Con sus maneras malhumoradas pero civilizadas e inefablemente de clase media alta, Allam infunde cualquier papel que tenga la suerte de encontrarlo como una mezcla de Chris Patten y esos actores tan añorados Geoffrey Palmer y Robert Stephens. El papel del juez Antoine Verlaque en estas adaptaciones de ML Longworth casi podría haber sido creado para Allam. Es un alma sofisticada procedente de una rica familia de comerciantes de grano, con buen ojo para las bellas artes y para detectar el fallo en la coartada de un equivocado. La serie está ambientada en la hermosa Aix-en-Provence, y el juez no se diferencia de un inspector Morse francés. Incluso le han dado un bonito Citroen DS clásico para pasear, como el Jaguar de Morse.

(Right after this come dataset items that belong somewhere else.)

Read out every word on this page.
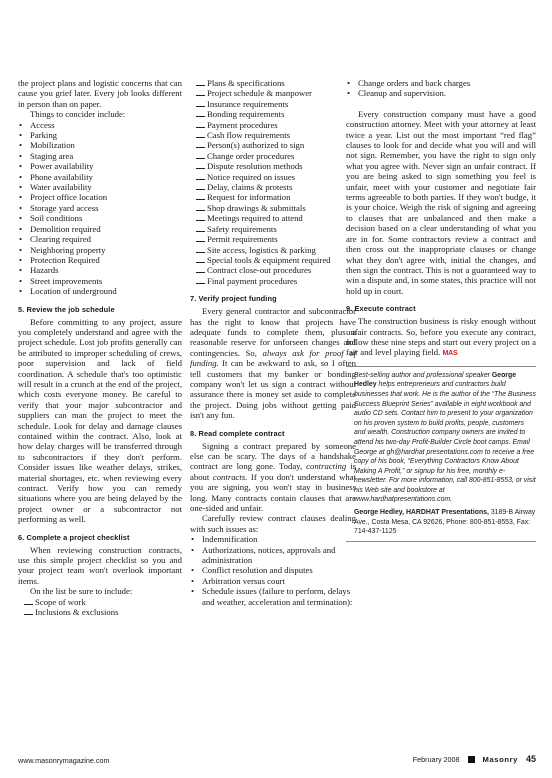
the project plans and logistic concerns that can cause you grief later. Every job looks different in person than on paper.

Things to concider include:
• Access
• Parking
• Mobilization
• Staging area
• Power availability
• Phone availability
• Water availability
• Project office location
• Storage yard access
• Soil conditions
• Demolition required
• Clearing required
• Neighboring property
• Protection Required
• Hazards
• Street improvements
• Location of underground
5. Review the job schedule

Before committing to any project, assure you completely understand and agree with the project schedule. Lost job profits generally can be attributed to improper scheduling of crews, poor supervision and lack of field coordination. A schedule that's too optimistic will result in a crunch at the end of the project, which costs everyone money. Be careful to verify that your major subcontractor and suppliers can man the project to meet the schedule. Look for delay and damage clauses contained within the contract. Also, look at how delay charges will be transferred through to subcontractors if they don't perform. Consider issues like weather delays, strikes, material shortages, etc. when reviewing every contract. Verify how you can remedy situations where you are being delayed by the project owner or a subcontractor not performing as well.

6. Complete a project checklist

When reviewing construction contracts, use this simple project checklist so you and your project team won't overlook important items.

On the list be sure to include:
Scope of work
Inclusions & exclusions
Plans & specifications
Project schedule & manpower
Insurance requirements
Bonding requirements
Payment procedures
Cash flow requirements
Person(s) authorized to sign
Change order procedures
Dispute resolution methods
Notice required on issues
Delay, claims & protests
Request for information
Shop drawings & submittals
Meetings required to attend
Safety requirements
Permit requirements
Site access, logistics & parking
Special tools & equipment required
Contract close-out procedures
Final payment procedures
7. Verify project funding

Every general contractor and subcontractor has the right to know that projects have adequate funds to complete them, plus a reasonable reserve for unforseen changes and contingencies. So, always ask for proof of funding. It can be awkward to ask, so I often tell customers that my banker or bonding company won't let us sign a contract without assurance there is money set aside to complete the project. Doing jobs without getting paid isn't any fun.

8. Read complete contract

Signing a contract prepared by someone else can be scary. The days of a handshake contract are long gone. Today, contracting is about contracts. If you don't understand what you are signing, you won't stay in business long. Many contracts contain clauses that are one-sided and unfair.

Carefully review contract clauses dealing with such issues as:

• Indemnification
• Authorizations, notices, approvals and administration
• Conflict resolution and disputes
• Arbitration versus court
• Schedule issues (failure to perform, delays and weather, acceleration and termination):
• Change orders and back charges
• Cleanup and supervision.

Every construction company must have a good construction attorney. Meet with your attorney at least twice a year. List out the most important “red flag” clauses to look for and decide what you will and will not sign. Remember, you have the right to sign only what you agree with. Never sign an unfair contract. If you are being asked to sign something you feel is unfair, meet with your customer and negotiate fair terms agreeable to both parties. If they won't budge, it is your choice. Weigh the risk of signing and agreeing to clauses that are unbalanced and then make a decision based on a clear understanding of what you are in for. Some contractors review a contract and then cross out the inappropriate clauses or change what they don't agree with, initial the changes, and then sign the contract. This is not a guaranteed way to win a dispute and, in some states, this practice will not hold up in court.

9. Execute contract

The construction business is risky enough without unfair contracts. So, before you execute any contract, follow these nine steps and start out every project on a fair and level playing field. MAS

Best-selling author and professional speaker George Hedley helps entrepreneurs and contractors build businesses that work. He is the author of the “The Business Success Blueprint Series” available in eight workbook and audio CD sets. Contact him to present to your organization on his proven system to build profits, people, customers and wealth. Construction company owners are invited to attend his two-day Profit-Builder Circle boot camps. Email George at gh@hardhat presentations.com to receive a free copy of his book, “Everything Contractors Know About Making A Profit,” or signup for his free, monthly e-newsletter. For more information, call 800-851-8553, or visit his Web site and bookstore at www.hardhatpresentations.com.
George Hedley, HARDHAT Presentations, 3189-B Airway Ave., Costa Mesa, CA 92626, Phone: 800-851-8553, Fax: 714-437-1125
www.masonrymagazine.com	February 2008	Masonry 45
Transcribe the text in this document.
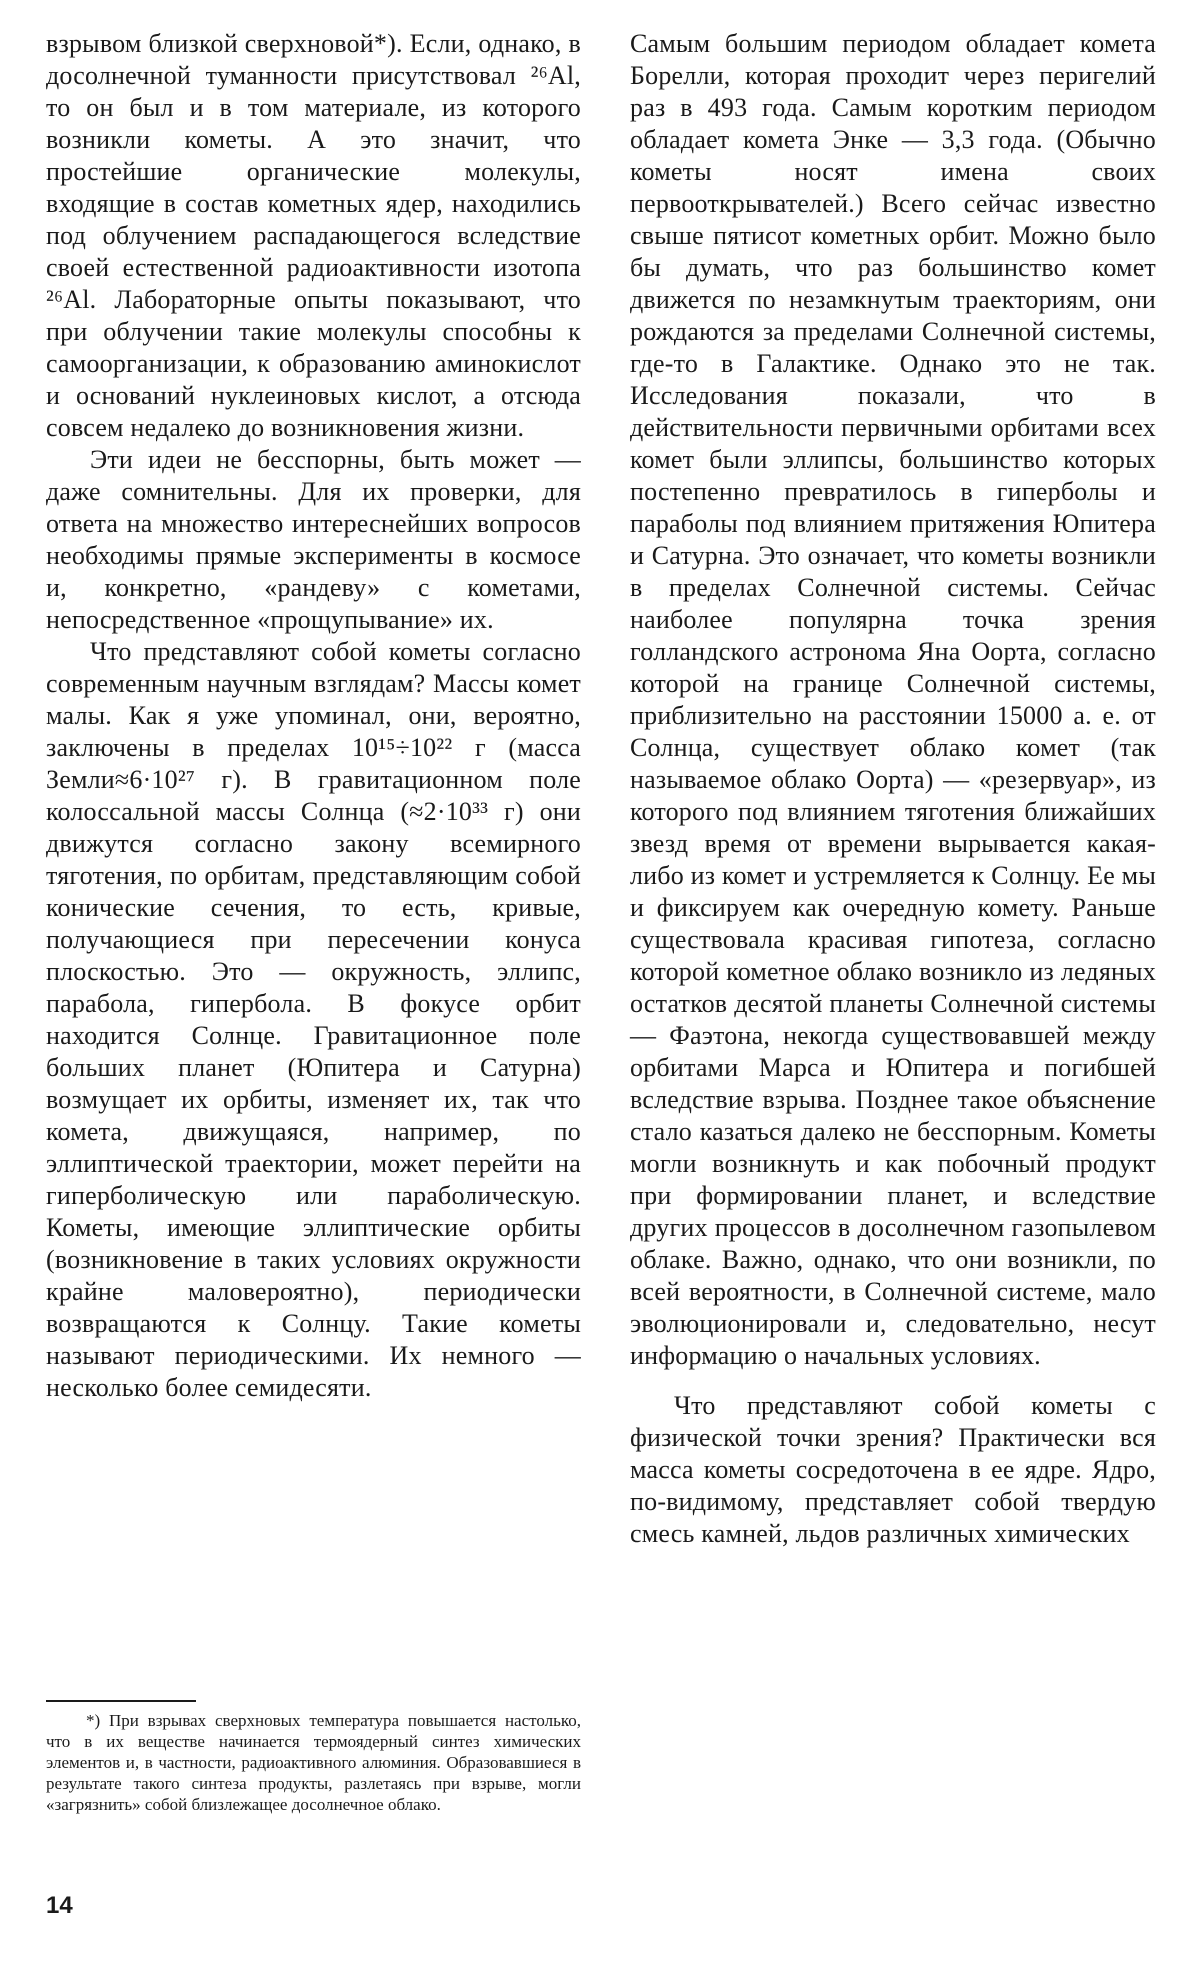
взрывом близкой сверхновой*). Если, однако, в досолнечной туманности присутствовал ²⁶Al, то он был и в том материале, из которого возникли кометы. А это значит, что простейшие органические молекулы, входящие в состав кометных ядер, находились под облучением распадающегося вследствие своей естественной радиоактивности изотопа ²⁶Al. Лабораторные опыты показывают, что при облучении такие молекулы способны к самоорганизации, к образованию аминокислот и оснований нуклеиновых кислот, а отсюда совсем недалеко до возникновения жизни.

Эти идеи не бесспорны, быть может — даже сомнительны. Для их проверки, для ответа на множество интереснейших вопросов необходимы прямые эксперименты в космосе и, конкретно, «рандеву» с кометами, непосредственное «прощупывание» их.

Что представляют собой кометы согласно современным научным взглядам? Массы комет малы. Как я уже упоминал, они, вероятно, заключены в пределах 10¹⁵÷10²² г (масса Земли≈6·10²⁷ г). В гравитационном поле колоссальной массы Солнца (≈2·10³³ г) они движутся согласно закону всемирного тяготения, по орбитам, представляющим собой конические сечения, то есть, кривые, получающиеся при пересечении конуса плоскостью. Это — окружность, эллипс, парабола, гипербола. В фокусе орбит находится Солнце. Гравитационное поле больших планет (Юпитера и Сатурна) возмущает их орбиты, изменяет их, так что комета, движущаяся, например, по эллиптической траектории, может перейти на гиперболическую или параболическую. Кометы, имеющие эллиптические орбиты (возникновение в таких условиях окружности крайне маловероятно), периодически возвращаются к Солнцу. Такие кометы называют периодическими. Их немного — несколько более семидесяти.

Самым большим периодом обладает комета Борелли, которая проходит через перигелий раз в 493 года. Самым коротким периодом обладает комета Энке — 3,3 года. (Обычно кометы носят имена своих первооткрывателей.) Всего сейчас известно свыше пятисот кометных орбит. Можно было бы думать, что раз большинство комет движется по незамкнутым траекториям, они рождаются за пределами Солнечной системы, где-то в Галактике. Однако это не так. Исследования показали, что в действительности первичными орбитами всех комет были эллипсы, большинство которых постепенно превратилось в гиперболы и параболы под влиянием притяжения Юпитера и Сатурна. Это означает, что кометы возникли в пределах Солнечной системы. Сейчас наиболее популярна точка зрения голландского астронома Яна Оорта, согласно которой на границе Солнечной системы, приблизительно на расстоянии 15000 а. е. от Солнца, существует облако комет (так называемое облако Оорта) — «резервуар», из которого под влиянием тяготения ближайших звезд время от времени вырывается какая-либо из комет и устремляется к Солнцу. Ее мы и фиксируем как очередную комету. Раньше существовала красивая гипотеза, согласно которой кометное облако возникло из ледяных остатков десятой планеты Солнечной системы — Фаэтона, некогда существовавшей между орбитами Марса и Юпитера и погибшей вследствие взрыва. Позднее такое объяснение стало казаться далеко не бесспорным. Кометы могли возникнуть и как побочный продукт при формировании планет, и вследствие других процессов в досолнечном газопылевом облаке. Важно, однако, что они возникли, по всей вероятности, в Солнечной системе, мало эволюционировали и, следовательно, несут информацию о начальных условиях.

Что представляют собой кометы с физической точки зрения? Практически вся масса кометы сосредоточена в ее ядре. Ядро, по-видимому, представляет собой твердую смесь камней, льдов различных химических

*) При взрывах сверхновых температура повышается настолько, что в их веществе начинается термоядерный синтез химических элементов и, в частности, радиоактивного алюминия. Образовавшиеся в результате такого синтеза продукты, разлетаясь при взрыве, могли «загрязнить» собой близлежащее досолнечное облако.
14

En lugar de un tipo tonto como compañero, le han dado a este juez-detective (lo mismo en el sistema francés), una novia y compañera: la psiquiatra Marine Bonnet (Nancy Carroll), que interpreta el arquetipo de mujer francesa delgada e inteligente de la ciudad. Sus diálogos están generosamente salpicados de referencias, seguramente diseñadas para hacer sentir la familiaridad del público objetivo, y ¿quién mejor para pronunciar líneas sardónicas sobre la muerte, el suicidio y los problemas de la próstata urinaria que el personaje de Verlaque/Allam, cansado del mundo pero fundamentalmente bien equilibrado? La pareja está bien apoyada, aunque sólo sea en el sentido dramático, por Patricia Hodge como la madre de Marine, Florence, que considera que Verlaque no es lo suficientemente bueno. Florence, también delgada y elegante, fuma, algo que creía prohibido en la televisión. Tal vez sea una ventaja del Brexit.

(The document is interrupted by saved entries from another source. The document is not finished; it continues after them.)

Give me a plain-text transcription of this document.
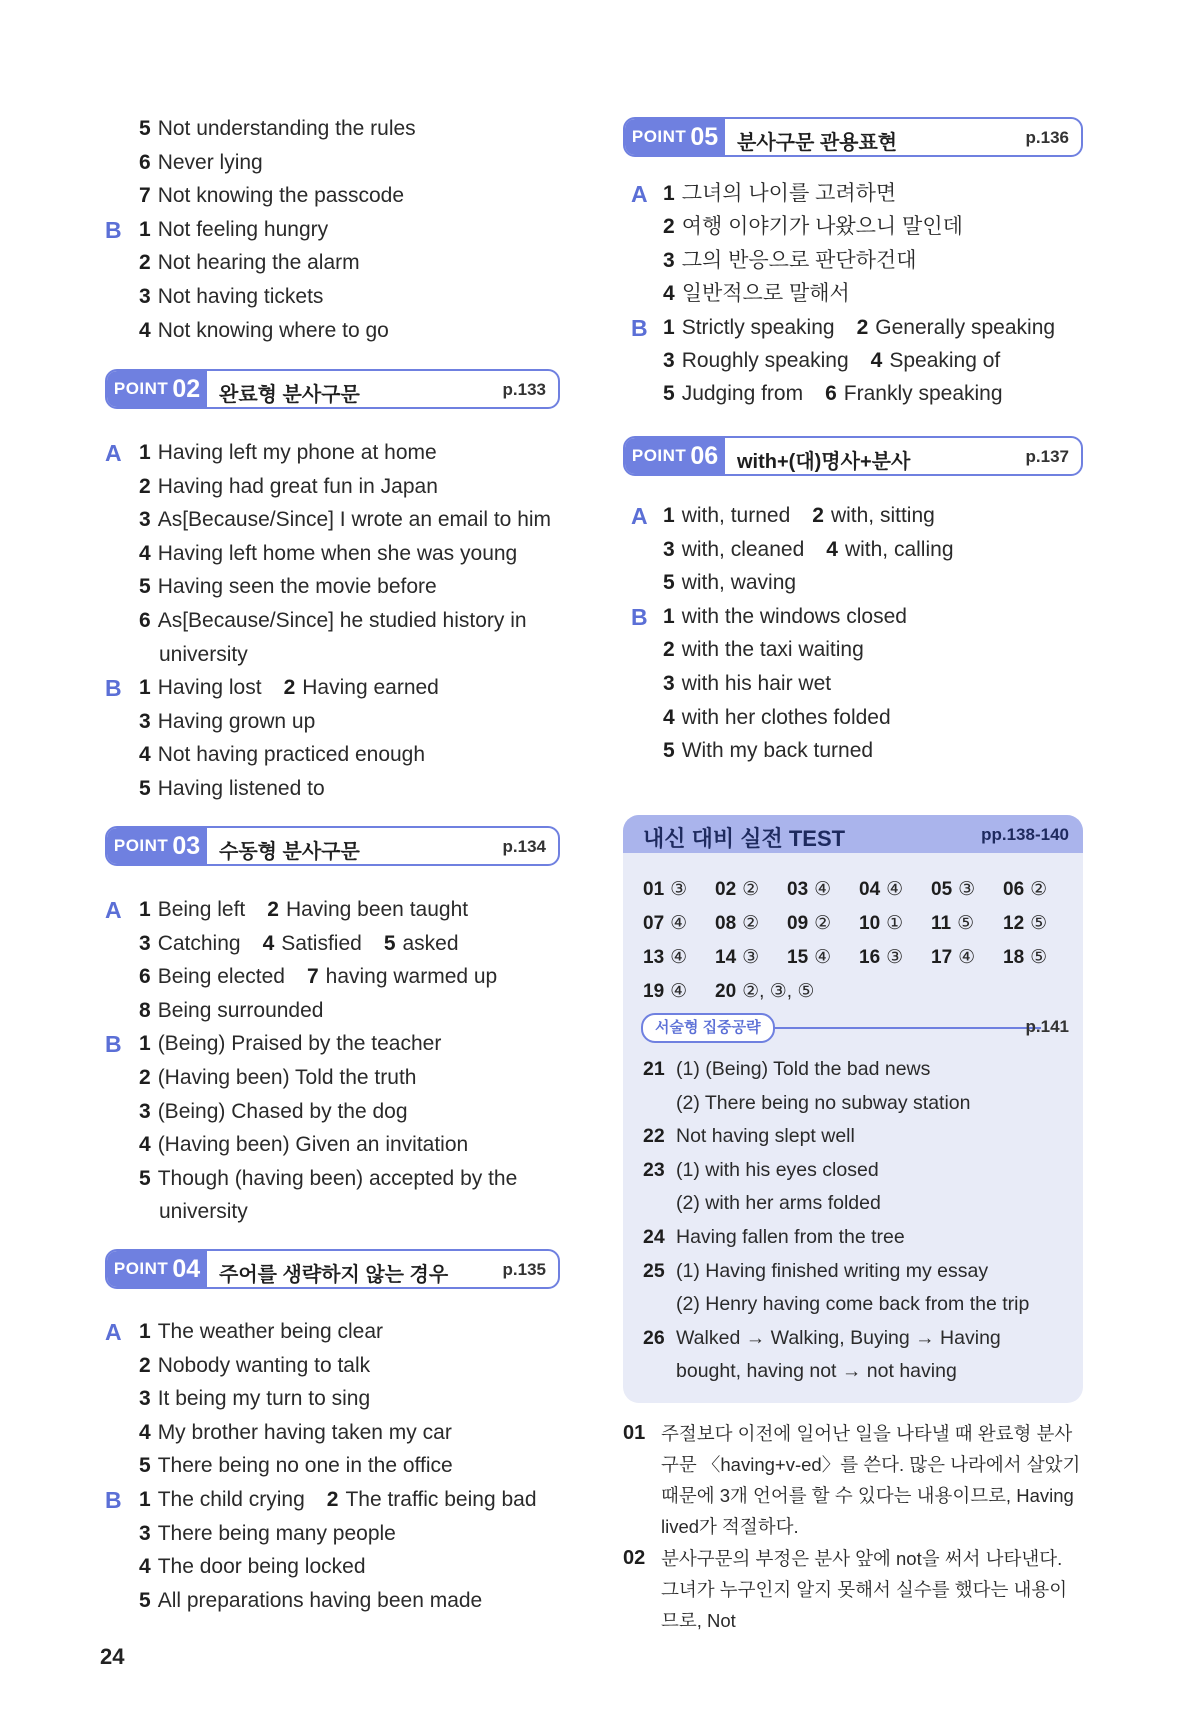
5 Not understanding the rules
6 Never lying
7 Not knowing the passcode
B 1 Not feeling hungry
2 Not hearing the alarm
3 Not having tickets
4 Not knowing where to go
POINT 02 완료형 분사구문	p.133
A 1 Having left my phone at home
2 Having had great fun in Japan
3 As[Because/Since] I wrote an email to him
4 Having left home when she was young
5 Having seen the movie before
6 As[Because/Since] he studied history in
university
B 1 Having lost 2 Having earned
3 Having grown up
4 Not having practiced enough
5 Having listened to
POINT 03 수동형 분사구문	p.134
A 1 Being left 2 Having been taught
3 Catching 4 Satisfied 5 asked
6 Being elected 7 having warmed up
8 Being surrounded
B 1 (Being) Praised by the teacher
2 (Having been) Told the truth
3 (Being) Chased by the dog
4 (Having been) Given an invitation
5 Though (having been) accepted by the
university
POINT 04 주어를 생략하지 않는 경우	p.135
A 1 The weather being clear
2 Nobody wanting to talk
3 It being my turn to sing
4 My brother having taken my car
5 There being no one in the office
B 1 The child crying 2 The traffic being bad
3 There being many people
4 The door being locked
5 All preparations having been made
POINT 05 분사구문 관용표현	p.136
A 1 그녀의 나이를 고려하면
2 여행 이야기가 나왔으니 말인데
3 그의 반응으로 판단하건대
4 일반적으로 말해서
B 1 Strictly speaking 2 Generally speaking
3 Roughly speaking 4 Speaking of
5 Judging from 6 Frankly speaking
POINT 06 with+(대)명사+분사	p.137
A 1 with, turned 2 with, sitting
3 with, cleaned 4 with, calling
5 with, waving
B 1 with the windows closed
2 with the taxi waiting
3 with his hair wet
4 with her clothes folded
5 With my back turned
내신 대비 실전 TEST	pp.138-140
01 ③ 02 ② 03 ④ 04 ④ 05 ③ 06 ②
07 ④ 08 ② 09 ② 10 ① 11 ⑤ 12 ⑤
13 ④ 14 ③ 15 ④ 16 ③ 17 ④ 18 ⑤
19 ④ 20 ②, ③, ⑤
서술형 집중공략	p.141
21 (1) (Being) Told the bad news
(2) There being no subway station
22 Not having slept well
23 (1) with his eyes closed
(2) with her arms folded
24 Having fallen from the tree
25 (1) Having finished writing my essay
(2) Henry having come back from the trip
26 Walked → Walking, Buying → Having
bought, having not → not having
01 주절보다 이전에 일어난 일을 나타낼 때 완료형 분사구문 〈having+v-ed〉를 쓴다. 많은 나라에서 살았기 때문에 3개 언어를 할 수 있다는 내용이므로, Having lived가 적절하다.
02 분사구문의 부정은 분사 앞에 not을 써서 나타낸다. 그녀가 누구인지 알지 못해서 실수를 했다는 내용이므로, Not
24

Las escenas están tan llenas de sol y color que parecen un programa de viajes, y casi esperaba que Judith Chalmers o nuestro Simon Calder aparecieran en el bistró local. Los almuerzos y los vinos más finos se aparcan en la más blanca de las mantelerías. Todo es inmaculado – juegos de palabras incluidos – y juega con la noción británica de la idealización de lo francés. Sin embargo, los productores han hecho bien en dejar tranquilas las voces melifluas de los actores principales y no imponerles el acento del inspector Clouseau/’Allo ‘Allo’. O ‘Allam, ‘Allam, supongo. Eso habría sido horrible, aunque divertidísimo.

En realidad, el asesino de este episodio (de tres) también es un fumador, un estudiante problemático que medio accidentalmente golpea a su tutor con una valiosa talla de madera del siglo XIV de San Francisco. Es posible, como diría Verlaque. Su hábito de enrollar es la perdición del pobre Claude Ossart, ya ves, porque dejó un montón de puntas de perro fuera de la oficina del don. Eso es todo lo que se necesita.

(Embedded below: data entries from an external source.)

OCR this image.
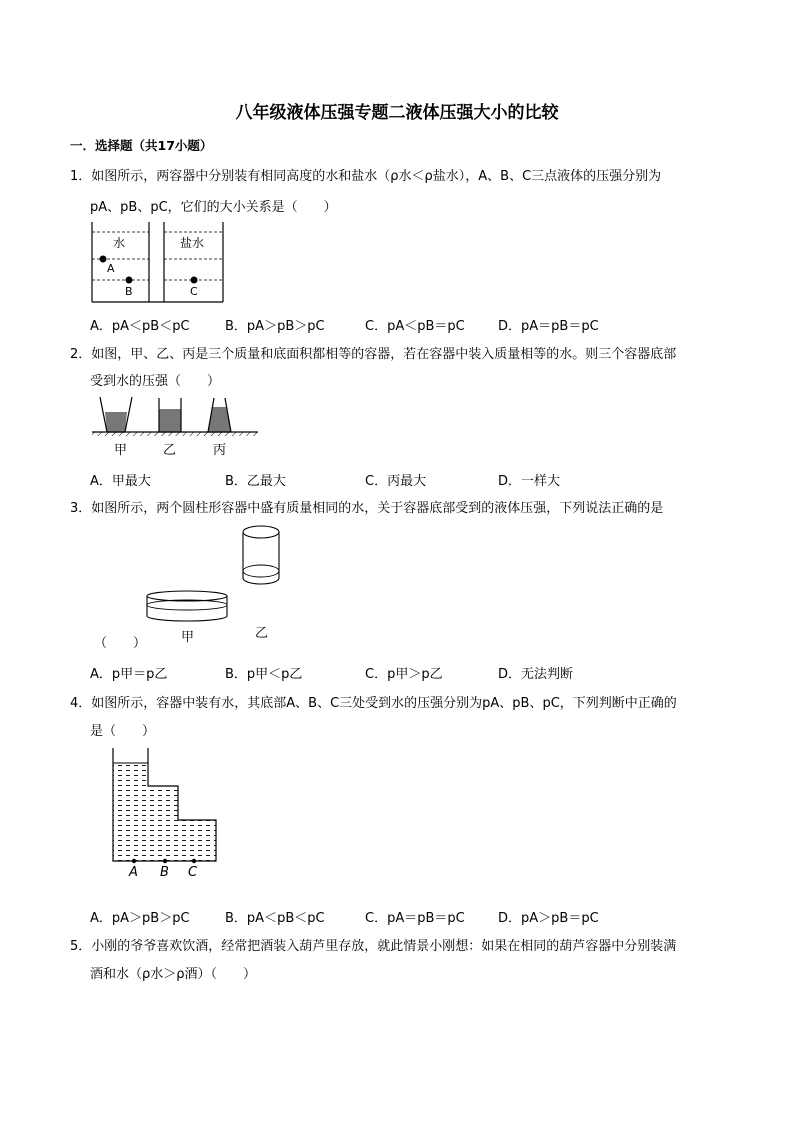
八年级液体压强专题二液体压强大小的比较
一．选择题（共17小题）
1．如图所示，两容器中分别装有相同高度的水和盐水（ρ水＜ρ盐水），A、B、C三点液体的压强分别为
pA、pB、pC，它们的大小关系是（　　）
水	盐水
A
B	C
A．pA＜pB＜pC	B．pA＞pB＞pC	C．pA＜pB＝pC	D．pA＝pB＝pC
2．如图，甲、乙、丙是三个质量和底面积都相等的容器，若在容器中装入质量相等的水。则三个容器底部
受到水的压强（　　）
甲	乙	丙
A．甲最大	B．乙最大	C．丙最大	D．一样大
3．如图所示，两个圆柱形容器中盛有质量相同的水，关于容器底部受到的液体压强，下列说法正确的是
甲	乙
（　　）
A．p甲＝p乙	B．p甲＜p乙	C．p甲＞p乙	D．无法判断
4．如图所示，容器中装有水，其底部A、B、C三处受到水的压强分别为pA、pB、pC，下列判断中正确的
是（　　）
A B C
A．pA＞pB＞pC	B．pA＜pB＜pC	C．pA＝pB＝pC	D．pA＞pB＝pC
5．小刚的爷爷喜欢饮酒，经常把酒装入葫芦里存放，就此情景小刚想：如果在相同的葫芦容器中分别装满
酒和水（ρ水＞ρ酒）（　　）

Tardamos unos 90 minutos en llegar al desenlace, un poco absurdo, de Verlaque trepando por el tejado de la universidad para convencer al joven Ossarte de que no salte a la muerte. Pero para entonces, tal vez con un coñac en una mano y una Gauloise en la otra, nos limitamos a disfrutar del paisaje y dejamos de preocuparnos demasiado por quién asesinó al profesor Georges Moutte. C’est la vie.